Les cofondateurs de Moriah Plaza, Tamir Chen et Moosh Lahav, ont rencontré et sont tombés amoureux des sons magnifiques et hypnotiques de la bossa nova et de la samba brésiliennes alors qu'ils étaient enfants à Tel Aviv dans les années quatre-vingt-dix, à travers les nombreux groupes locaux et groupes d'hommage qui avaient vu le jour depuis que la De même, ils ont développé une fascination pour le muzak d'ascenseur, les bandes sonores de films et même le pianiste de l'hôtel qui se produisait jour après jour dans le hall du Sheraton Moriah où travaillait la mère de Tamir, surplombant la mer Morte.
Déménageant des années plus tard dans l'environnement très différent de Berlin, capitale d'un pays qui a connu son propre moment brésilien, la passion commune de Tamir et Moosh pour la musique brésilienne les encouragerait à créer leurs propres chansons inspirées par le pouls chaud du Brésil, bien qu'un monde à part, à travers une lentille très différente.

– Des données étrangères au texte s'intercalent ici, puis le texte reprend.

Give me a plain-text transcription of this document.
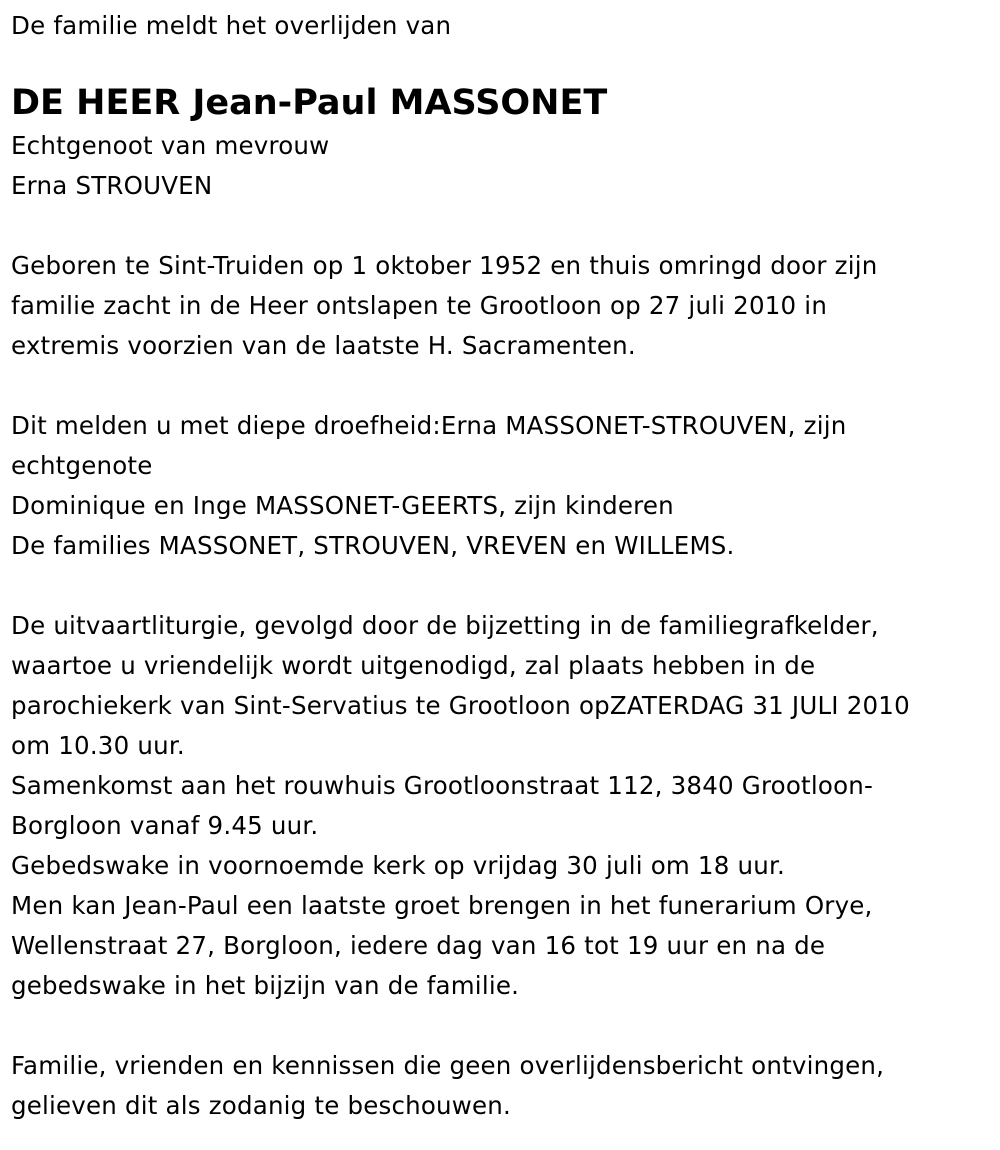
De familie meldt het overlijden van
DE HEER Jean-Paul MASSONET
Echtgenoot van mevrouw
Erna STROUVEN
Geboren te Sint-Truiden op 1 oktober 1952 en thuis omringd door zijn
familie zacht in de Heer ontslapen te Grootloon op 27 juli 2010 in
extremis voorzien van de laatste H. Sacramenten.
Dit melden u met diepe droefheid:Erna MASSONET-STROUVEN, zijn
echtgenote
Dominique en Inge MASSONET-GEERTS, zijn kinderen
De families MASSONET, STROUVEN, VREVEN en WILLEMS.
De uitvaartliturgie, gevolgd door de bijzetting in de familiegrafkelder,
waartoe u vriendelijk wordt uitgenodigd, zal plaats hebben in de
parochiekerk van Sint-Servatius te Grootloon opZATERDAG 31 JULI 2010
om 10.30 uur.
Samenkomst aan het rouwhuis Grootloonstraat 112, 3840 Grootloon-
Borgloon vanaf 9.45 uur.
Gebedswake in voornoemde kerk op vrijdag 30 juli om 18 uur.
Men kan Jean-Paul een laatste groet brengen in het funerarium Orye,
Wellenstraat 27, Borgloon, iedere dag van 16 tot 19 uur en na de
gebedswake in het bijzijn van de familie.
Familie, vrienden en kennissen die geen overlijdensbericht ontvingen,
gelieven dit als zodanig te beschouwen.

Alors que l'inspiration initiale de Moriah Plaza remonte à Tel Aviv et à la mer Morte, le groupe lui-même a été conçu par Tamir et Moosh au Solarium Studio, Berlin, à partir des fragments brisés de leur ancien groupe de shoegaze, Soda Fabric, qui a eu l'honneur de soutien à la légende extérieure Daniel Johnston. Ils ont écrit et enregistré leur premier album en étroite collaboration avec deux Brésiliens et d'autres résidents de Berlin, la poétesse et chanteuse Cecília Erisman, et la chanteuse, compositrice, auteure, synthétiseur et fondatrice du Tropical Disco Club, Flavia Annechini.